Eero Medijainen (University of Tartu)
In the historiography of U.S. relations with the Soviet Union, an interesting debate can be found that bears particular relation to the so-called Baltic question. According to one view, a hard line emerged due to U.S. diplomats who had begun their careers in the U.S. representations in Riga and Tallinn in the 1920s, who then rose to become top players and decision-makers in U.S.-Soviet relations in the 1930s. This hard-line approach is known as the “Riga circle” or “Riga outlook.” The culmination of such a way of thinking was the Truman Doctrine, which championed a vision of a bipolar world. A different line of thought was represented by the so-called Yalta axioms, which constituted a more pragmatic approach to foreign policy.

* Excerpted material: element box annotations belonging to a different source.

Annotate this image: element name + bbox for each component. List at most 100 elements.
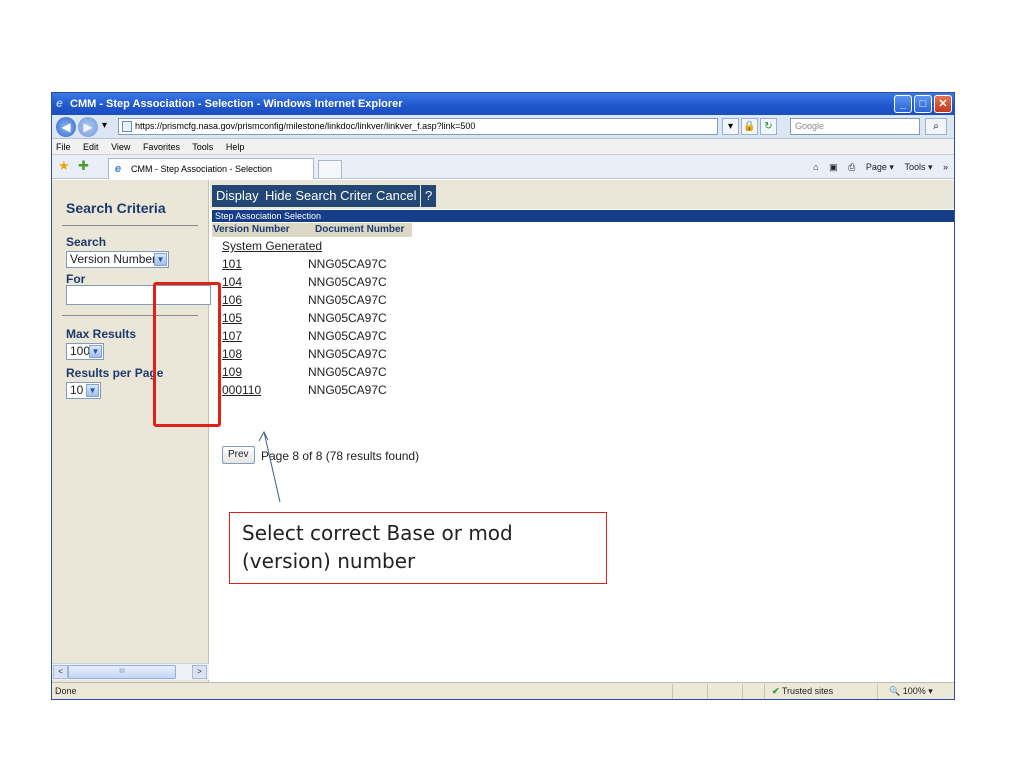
command-bar: ⌂ ▣ ⎙ Page ▾ Tools ▾ » [805,160,948,174]
document-number: NNG05CA97C [308,365,387,379]
tools-menu-button[interactable]: Tools ▾ [904,162,932,172]
document-number: NNG05CA97C [308,293,387,307]
close-window-button[interactable]: ✕ [934,95,952,113]
version-link[interactable]: 106 [222,291,242,309]
version-link[interactable]: 107 [222,327,242,345]
search-label: Search [66,235,107,249]
results-per-page-select[interactable]: 10 ▼ [66,382,101,399]
feeds-icon[interactable]: ▣ [829,162,838,172]
document-number: NNG05CA97C [308,329,387,343]
chevron-down-icon[interactable]: ▼ [86,384,99,397]
version-link[interactable]: 105 [222,309,242,327]
menu-tools[interactable]: Tools [192,142,213,152]
prev-page-button[interactable]: Prev [222,446,255,464]
for-label: For [66,272,86,286]
table-row: 105 NNG05CA97C [210,309,510,327]
window-titlebar[interactable]: e CMM - Step Association - Selection - W… [52,93,954,115]
print-icon[interactable]: ⎙ [848,162,855,172]
document-number: NNG05CA97C [308,347,387,361]
scroll-right-button[interactable]: > [192,665,207,679]
divider [62,315,198,316]
help-button[interactable]: ? [421,185,437,207]
version-link[interactable]: 000110 [222,381,261,399]
status-bar: Done ✔ Trusted sites 🔍 100% ▾ [52,682,954,699]
menu-edit[interactable]: Edit [83,142,99,152]
scroll-left-button[interactable]: < [53,665,68,679]
zoom-control[interactable]: 🔍 100% ▾ [889,683,933,699]
hide-search-criteria-button[interactable]: Hide Search Criteria [261,185,387,207]
nav-history-dropdown-icon[interactable]: ▾ [102,120,107,131]
max-results-select[interactable]: 100 ▼ [66,343,104,360]
scroll-thumb[interactable]: III [68,665,176,679]
zoom-level: 100% [902,686,926,696]
search-input[interactable]: Google [790,118,920,135]
document-number: NNG05CA97C [308,257,387,271]
menu-help[interactable]: Help [226,142,245,152]
results-per-page-value: 10 [70,383,84,397]
search-button[interactable]: ⌕ [925,118,947,135]
search-field-value: Version Number [70,252,157,266]
maximize-button[interactable]: □ [914,95,932,113]
back-button[interactable]: ◀ [56,117,76,137]
system-generated-link[interactable]: System Generated [222,237,322,255]
table-header: Version Number Document Number [212,223,412,237]
tab-cmm-step-association[interactable]: e CMM - Step Association - Selection [108,158,314,179]
version-link[interactable]: 108 [222,345,242,363]
version-link[interactable]: 109 [222,363,242,381]
address-bar: ◀ ▶ ▾ https://prismcfg.nasa.gov/prismcon… [52,115,954,139]
table-row: 106 NNG05CA97C [210,291,510,309]
new-tab-button[interactable] [318,160,342,178]
status-divider [672,684,673,699]
table-row: 109 NNG05CA97C [210,363,510,381]
tab-ie-icon: e [115,163,122,175]
lock-icon[interactable]: 🔒 [741,118,758,135]
table-row: 000110 NNG05CA97C [210,381,510,399]
forward-button[interactable]: ▶ [78,117,98,137]
menu-favorites[interactable]: Favorites [143,142,180,152]
col-version-number: Version Number [213,224,290,235]
home-icon[interactable]: ⌂ [813,162,818,172]
url-text: https://prismcfg.nasa.gov/prismconfig/mi… [135,121,476,131]
menu-file[interactable]: File [56,142,71,152]
refresh-button[interactable]: ↻ [760,118,777,135]
search-criteria-heading: Search Criteria [66,200,166,216]
action-toolbar: Display Hide Search Criteria Cancel ? [210,180,954,209]
divider [62,225,198,226]
chevron-down-icon[interactable]: ▼ [154,253,167,266]
security-zone[interactable]: ✔ Trusted sites [772,683,834,699]
results-panel: Display Hide Search Criteria Cancel ? St… [210,180,954,682]
search-criteria-panel: Search Criteria Search Version Number ▼ … [52,180,211,682]
table-row: 107 NNG05CA97C [210,327,510,345]
menu-bar: File Edit View Favorites Tools Help [52,139,954,155]
minimize-button[interactable]: _ [894,95,912,113]
display-button[interactable]: Display [212,185,263,207]
sidebar-horizontal-scrollbar[interactable]: < III > [52,663,209,680]
version-link[interactable]: 104 [222,273,242,291]
cancel-button[interactable]: Cancel [372,185,421,207]
page-menu-button[interactable]: Page ▾ [866,162,894,172]
add-favorites-icon[interactable]: ✚ [78,159,89,173]
url-dropdown-button[interactable]: ▾ [722,118,739,135]
system-generated-row: System Generated [210,237,510,255]
callout-line-1: Select correct Base or mod [242,521,513,545]
document-number: NNG05CA97C [308,383,387,397]
favorites-star-icon[interactable]: ★ [58,159,70,173]
document-number: NNG05CA97C [308,275,387,289]
table-row: 108 NNG05CA97C [210,345,510,363]
chevron-down-icon[interactable]: ▼ [89,345,102,358]
favorites-bar: ★ ✚ e CMM - Step Association - Selection… [52,155,954,179]
max-results-value: 100 [70,344,91,358]
for-input[interactable] [66,285,211,305]
security-zone-label: Trusted sites [781,686,834,696]
annotation-callout: Select correct Base or mod (version) num… [229,512,607,584]
callout-arrow [258,430,281,503]
version-link[interactable]: 101 [222,255,242,273]
chevron-more-icon[interactable]: » [943,162,948,172]
search-field-select[interactable]: Version Number ▼ [66,251,169,268]
page-icon [122,121,132,132]
status-text: Done [55,686,77,696]
status-divider [742,684,743,699]
url-input[interactable]: https://prismcfg.nasa.gov/prismconfig/mi… [118,118,718,135]
ie-logo-icon: e [56,96,63,110]
menu-view[interactable]: View [111,142,130,152]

This paper examines the prelude period, when the first “listening posts” were established in Finland, Estonia, Latvia and Lithuania in 1919-1922 for the gathering and analysis of information about Soviet Russia. The greatest contribution to the development of Russian studies within the State Department was that of Robert F. Kelley. He was sent first to Finland and then on to Riga in 1919 to serve for a time under the US commissioner to work in the field of information gathering (intelligence). Kelley rose to lead the State Department’s Russian Division in 1922. In addition to Kelley, a long line of U.S. representatives played an important role in the relations with Russia and the Baltic states before de iure recognition of the Baltic states came in July 1922.